Thar she bleeds.
Thanks to my friend Dave The Scot for changing the tone of my morning muesli with this:

'I am female. I am not girly. I am desperately ungirly. I look good in pink, but I feel guilty about it. For various reasons, I would sooner belly-crawl through broken glass than buy anything marketed “for girls!” or “for women!” And I resent the fact that feminine products have me, as it were, by the short hairs in this regard.
And so, a year or so ago, I decided that I wanted a new brand of tampon. Something that was not girly, that was not pastel, that did not have flowers, and which did not make my ovaries curl up and die of shame. I do not mind having a period–I’d rather not, but eh, goes with the territory–but I detest the marketing. t’s time for a rugged new brand. A brand no one will ever call “girly.” A brand you can take to the checkout counter and meet the clerk’s eye while you buy it, and if they say a word, you have ‘em tied to the mast and flogged.
Blackbeard the Pirate’s Rugged Tampons. A product you can trust, from a name you can’t!'
1. Yes, it really says 'comfortable plastic applicator won't keelhaul your nethers'.
2. I am utterly thrilled by this, and yet I'm not sure I want A MAN WITH A HOOK inserting things into my veedge.
3. Also in Blackbeard's range: Nair Wax Strips ('making body hair walk the plank since 1542'), FemFresh Hygiene Spray ('for even t' strongest o' wench odours'), and One-dose Diflucan ('Arrr...ease ye feminine discharge, ye itchy blaggards').
387 days til the next election.
Comments
davy jones' (vadge) (b)locker
*applauds*
clearly the title should have been
"Thar she flows!"
Sorry but the use of the words 'pluggin' and 'hole' still makes me feel as uncomfortable as hot pink marketing and ads with blue liquid do.
How good are they?
But i was thinking they should have used a female pirate a la elaines avatar from Pirates Rock My World.
Either that or she could have called them Red Beards, or is that just crass.
Finally something actually suggests what tampons are, you know, for! I was 27 before I discovered women didn't menstruate blue liquid!
Quite freaked me out at the time...
These are genius, I say. GENIUS.
Ninjas beat Pirates.
oh, dave.
Oops - http://www.deviantart.com/deviation/40022592/
Jesus Christmas - between scented/flavoured/MP3 tampons and this... it's a good thing I got a new WTF-ometer for my birthday!

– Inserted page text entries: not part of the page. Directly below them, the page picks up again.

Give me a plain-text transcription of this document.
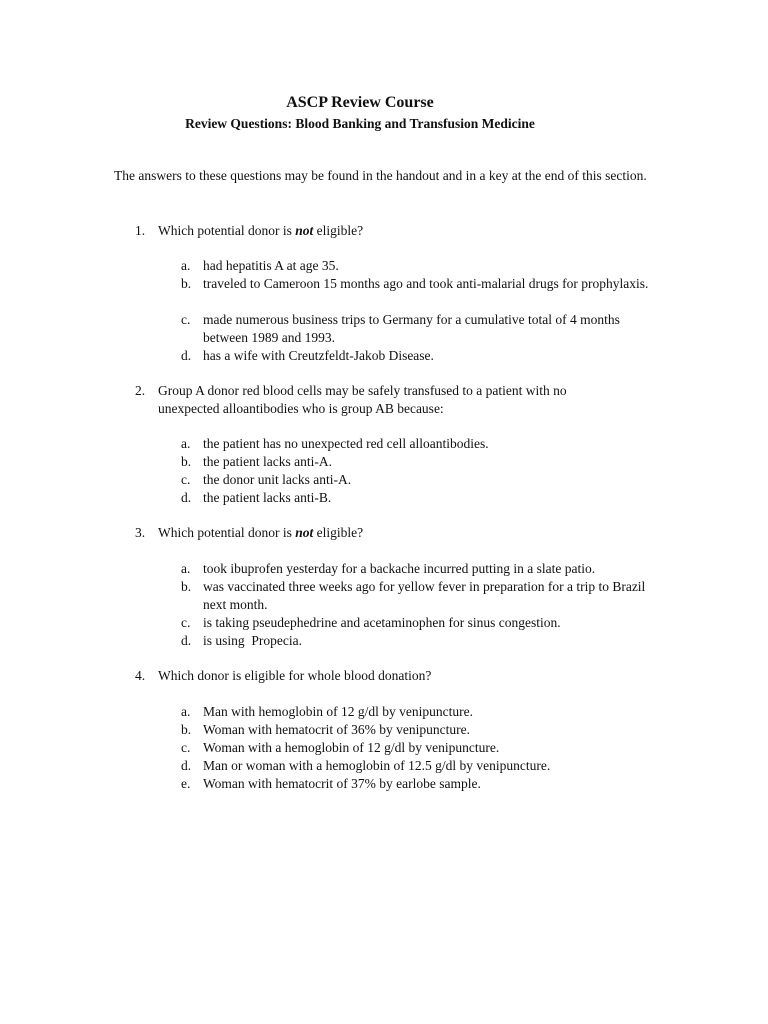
ASCP Review Course
Review Questions: Blood Banking and Transfusion Medicine
The answers to these questions may be found in the handout and in a key at the end of this section.
1. Which potential donor is not eligible?
a. had hepatitis A at age 35.
b. traveled to Cameroon 15 months ago and took anti-malarial drugs for prophylaxis.
c. made numerous business trips to Germany for a cumulative total of 4 months between 1989 and 1993.
d. has a wife with Creutzfeldt-Jakob Disease.
2. Group A donor red blood cells may be safely transfused to a patient with no unexpected alloantibodies who is group AB because:
a. the patient has no unexpected red cell alloantibodies.
b. the patient lacks anti-A.
c. the donor unit lacks anti-A.
d. the patient lacks anti-B.
3. Which potential donor is not eligible?
a. took ibuprofen yesterday for a backache incurred putting in a slate patio.
b. was vaccinated three weeks ago for yellow fever in preparation for a trip to Brazil next month.
c. is taking pseudephedrine and acetaminophen for sinus congestion.
d. is using  Propecia.
4. Which donor is eligible for whole blood donation?
a. Man with hemoglobin of 12 g/dl by venipuncture.
b. Woman with hematocrit of 36% by venipuncture.
c. Woman with a hemoglobin of 12 g/dl by venipuncture.
d. Man or woman with a hemoglobin of 12.5 g/dl by venipuncture.
e. Woman with hematocrit of 37% by earlobe sample.
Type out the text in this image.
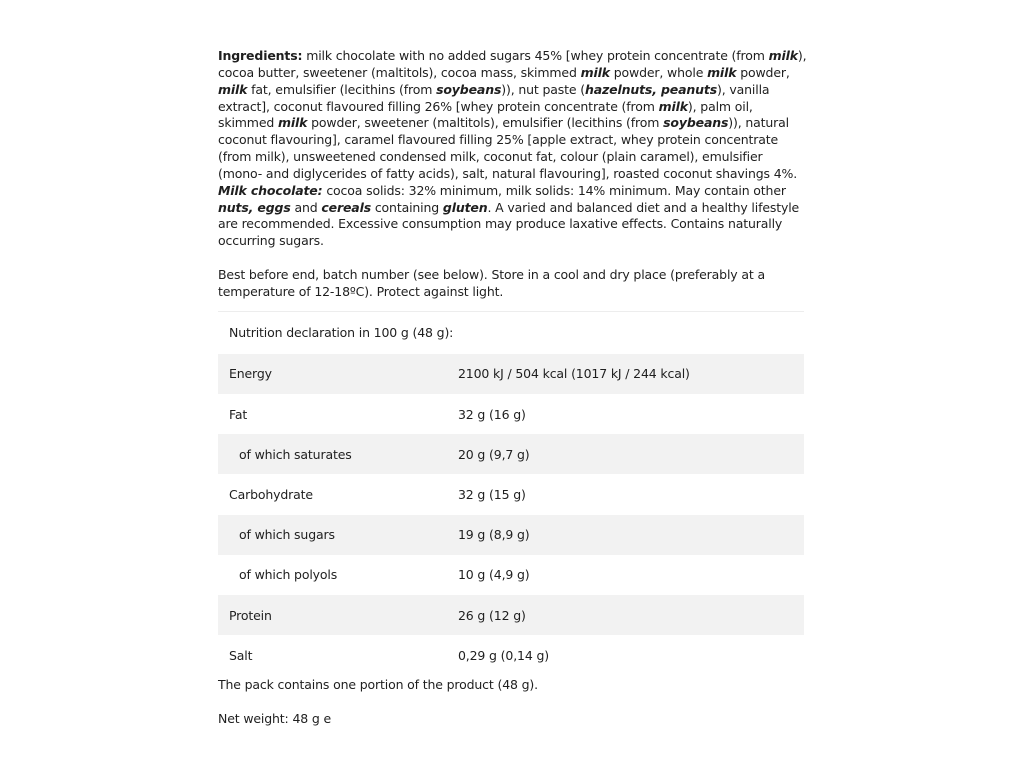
Ingredients: milk chocolate with no added sugars 45% [whey protein concentrate (from milk), cocoa butter, sweetener (maltitols), cocoa mass, skimmed milk powder, whole milk powder, milk fat, emulsifier (lecithins (from soybeans)), nut paste (hazelnuts, peanuts), vanilla extract], coconut flavoured filling 26% [whey protein concentrate (from milk), palm oil, skimmed milk powder, sweetener (maltitols), emulsifier (lecithins (from soybeans)), natural coconut flavouring], caramel flavoured filling 25% [apple extract, whey protein concentrate (from milk), unsweetened condensed milk, coconut fat, colour (plain caramel), emulsifier (mono- and diglycerides of fatty acids), salt, natural flavouring], roasted coconut shavings 4%. Milk chocolate: cocoa solids: 32% minimum, milk solids: 14% minimum. May contain other nuts, eggs and cereals containing gluten. A varied and balanced diet and a healthy lifestyle are recommended. Excessive consumption may produce laxative effects. Contains naturally occurring sugars.

Best before end, batch number (see below). Store in a cool and dry place (preferably at a temperature of 12-18ºC). Protect against light.

Nutrition declaration in 100 g (48 g):
Energy	2100 kJ / 504 kcal (1017 kJ / 244 kcal)
Fat	32 g (16 g)
of which saturates	20 g (9,7 g)
Carbohydrate	32 g (15 g)
of which sugars	19 g (8,9 g)
of which polyols	10 g (4,9 g)
Protein	26 g (12 g)
Salt	0,29 g (0,14 g)

The pack contains one portion of the product (48 g).

Net weight: 48 g e
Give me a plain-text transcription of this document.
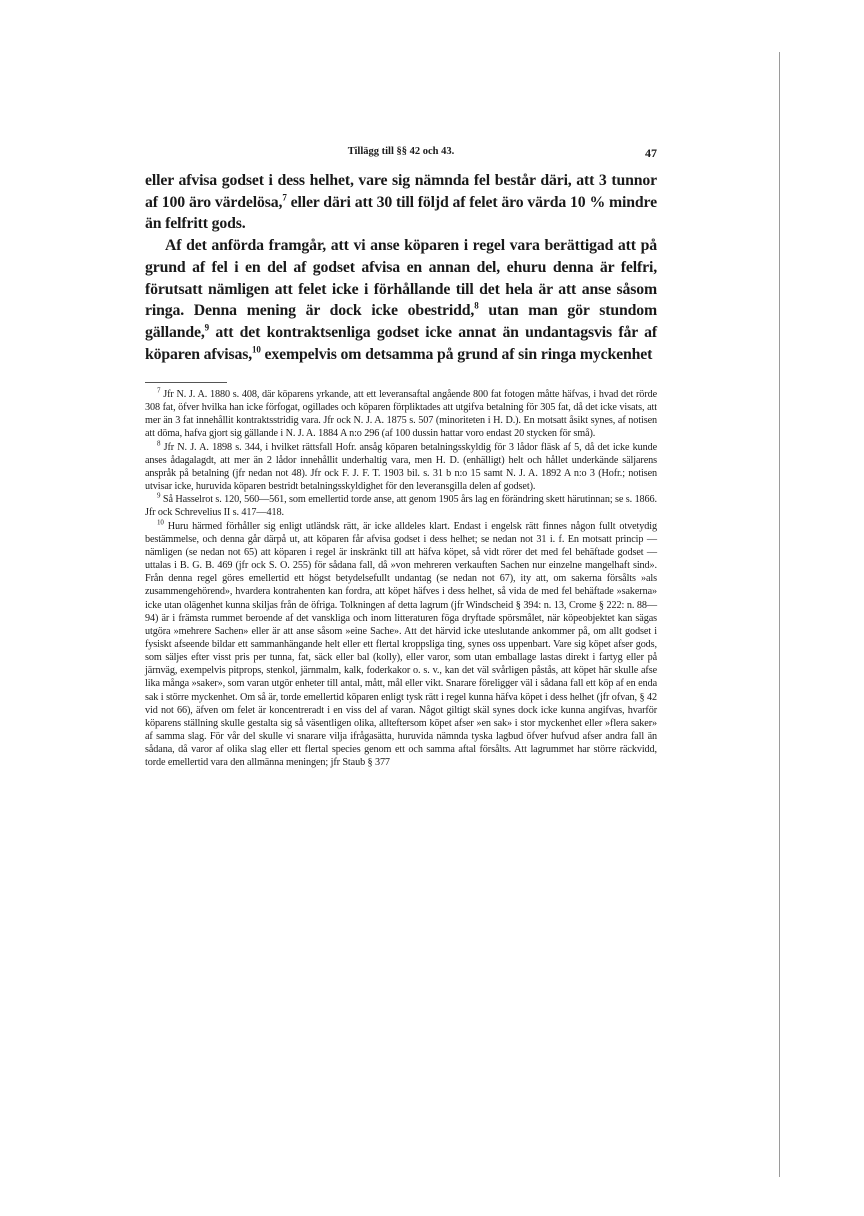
Tillägg till §§ 42 och 43.	47

eller afvisa godset i dess helhet, vare sig nämnda fel består däri, att 3 tunnor af 100 äro värdelösa,$^7$ eller däri att 30 till följd af felet äro värda 10 % mindre än felfritt gods.

Af det anförda framgår, att vi anse köparen i regel vara berättigad att på grund af fel i en del af godset afvisa en annan del, ehuru denna är felfri, förutsatt nämligen att felet icke i förhållande till det hela är att anse såsom ringa. Denna mening är dock icke obestridd,$^8$ utan man gör stundom gällande,$^9$ att det kontraktsenliga godset icke annat än undantagsvis får af köparen afvisas,$^{10}$ exempelvis om detsamma på grund af sin ringa myckenhet

$^7$ Jfr N. J. A. 1880 s. 408, där köparens yrkande, att ett leveransaftal angående 800 fat fotogen måtte häfvas, i hvad det rörde 308 fat, öfver hvilka han icke förfogat, ogillades och köparen förpliktades att utgifva betalning för 305 fat, då det icke visats, att mer än 3 fat innehållit kontraktsstridig vara. Jfr ock N. J. A. 1875 s. 507 (minoriteten i H. D.). En motsatt åsikt synes, af notisen att döma, hafva gjort sig gällande i N. J. A. 1884 A n:o 296 (af 100 dussin hattar voro endast 20 stycken för små).

$^8$ Jfr N. J. A. 1898 s. 344, i hvilket rättsfall Hofr. ansåg köparen betalningsskyldig för 3 lådor fläsk af 5, då det icke kunde anses ådagalagdt, att mer än 2 lådor innehållit underhaltig vara, men H. D. (enhälligt) helt och hållet underkände säljarens anspråk på betalning (jfr nedan not 48). Jfr ock F. J. F. T. 1903 bil. s. 31 b n:o 15 samt N. J. A. 1892 A n:o 3 (Hofr.; notisen utvisar icke, huruvida köparen bestridt betalningsskyldighet för den leveransgilla delen af godset).

$^9$ Så Hasselrot s. 120, 560—561, som emellertid torde anse, att genom 1905 års lag en förändring skett härutinnan; se s. 1866. Jfr ock Schrevelius II s. 417—418.

$^{10}$ Huru härmed förhåller sig enligt utländsk rätt, är icke alldeles klart. Endast i engelsk rätt finnes någon fullt otvetydig bestämmelse, och denna går därpå ut, att köparen får afvisa godset i dess helhet; se nedan not 31 i. f. En motsatt princip — nämligen (se nedan not 65) att köparen i regel är inskränkt till att häfva köpet, så vidt rörer det med fel behäftade godset — uttalas i B. G. B. 469 (jfr ock S. O. 255) för sådana fall, då »von mehreren verkauften Sachen nur einzelne mangelhaft sind». Från denna regel göres emellertid ett högst betydelsefullt undantag (se nedan not 67), ity att, om sakerna försålts »als zusammengehörend», hvardera kontrahenten kan fordra, att köpet häfves i dess helhet, så vida de med fel behäftade »sakerna» icke utan olägenhet kunna skiljas från de öfriga. Tolkningen af detta lagrum (jfr Windscheid § 394: n. 13, Crome § 222: n. 88—94) är i främsta rummet beroende af det vanskliga och inom litteraturen föga dryftade spörsmålet, när köpeobjektet kan sägas utgöra »mehrere Sachen» eller är att anse såsom »eine Sache». Att det härvid icke uteslutande ankommer på, om allt godset i fysiskt afseende bildar ett sammanhängande helt eller ett flertal kroppsliga ting, synes oss uppenbart. Vare sig köpet afser gods, som säljes efter visst pris per tunna, fat, säck eller bal (kolly), eller varor, som utan emballage lastas direkt i fartyg eller på järnväg, exempelvis pitprops, stenkol, järnmalm, kalk, foderkakor o. s. v., kan det väl svårligen påstås, att köpet här skulle afse lika många »saker», som varan utgör enheter till antal, mått, mål eller vikt. Snarare föreligger väl i sådana fall ett köp af en enda sak i större myckenhet. Om så är, torde emellertid köparen enligt tysk rätt i regel kunna häfva köpet i dess helhet (jfr ofvan, § 42 vid not 66), äfven om felet är koncentreradt i en viss del af varan. Något giltigt skäl synes dock icke kunna angifvas, hvarför köparens ställning skulle gestalta sig så väsentligen olika, allteftersom köpet afser »en sak» i stor myckenhet eller »flera saker» af samma slag. För vår del skulle vi snarare vilja ifrågasätta, huruvida nämnda tyska lagbud öfver hufvud afser andra fall än sådana, då varor af olika slag eller ett flertal species genom ett och samma aftal försålts. Att lagrummet har större räckvidd, torde emellertid vara den allmänna meningen; jfr Staub § 377
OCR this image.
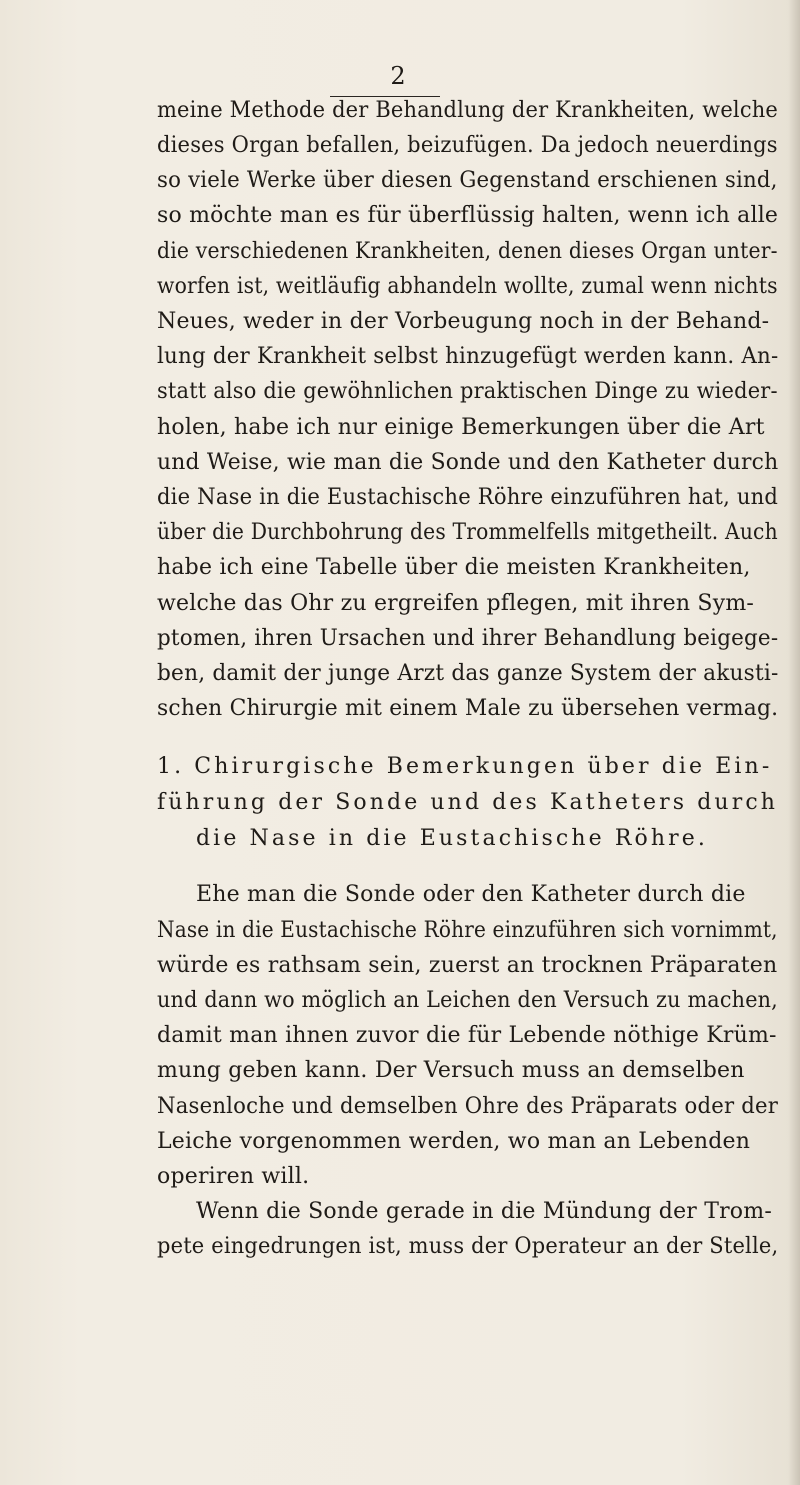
2
meine Methode der Behandlung der Krankheiten, welche
dieses Organ befallen, beizufügen. Da jedoch neuerdings
so viele Werke über diesen Gegenstand erschienen sind,
so möchte man es für überflüssig halten, wenn ich alle
die verschiedenen Krankheiten, denen dieses Organ unter-
worfen ist, weitläufig abhandeln wollte, zumal wenn nichts
Neues, weder in der Vorbeugung noch in der Behand-
lung der Krankheit selbst hinzugefügt werden kann. An-
statt also die gewöhnlichen praktischen Dinge zu wieder-
holen, habe ich nur einige Bemerkungen über die Art
und Weise, wie man die Sonde und den Katheter durch
die Nase in die Eustachische Röhre einzuführen hat, und
über die Durchbohrung des Trommelfells mitgetheilt. Auch
habe ich eine Tabelle über die meisten Krankheiten,
welche das Ohr zu ergreifen pflegen, mit ihren Sym-
ptomen, ihren Ursachen und ihrer Behandlung beigege-
ben, damit der junge Arzt das ganze System der akusti-
schen Chirurgie mit einem Male zu übersehen vermag.
1. Chirurgische Bemerkungen über die Ein-
führung der Sonde und des Katheters durch
die Nase in die Eustachische Röhre.
Ehe man die Sonde oder den Katheter durch die
Nase in die Eustachische Röhre einzuführen sich vornimmt,
würde es rathsam sein, zuerst an trocknen Präparaten
und dann wo möglich an Leichen den Versuch zu machen,
damit man ihnen zuvor die für Lebende nöthige Krüm-
mung geben kann. Der Versuch muss an demselben
Nasenloche und demselben Ohre des Präparats oder der
Leiche vorgenommen werden, wo man an Lebenden
operiren will.
Wenn die Sonde gerade in die Mündung der Trom-
pete eingedrungen ist, muss der Operateur an der Stelle,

I'm actually a huge fan of the ultra girly moxie tampons (http://www.moxie.com.au/).
there's enough ugly messiness around that time of the month, i want som prettiness.
AND they come in tins that won't disintegrate in your handbag/backpack/deskdraw like those horrid little cardboard boxes will.
Haha i bought those just for the little tins last week. I'm sure I can re-use the tins for.... something....
I think ladies will buy moxies once fot the tins, then go back to their noramal brands.
I am yet to try them out, I'm not sure how they'll stack up. But the tins are cute.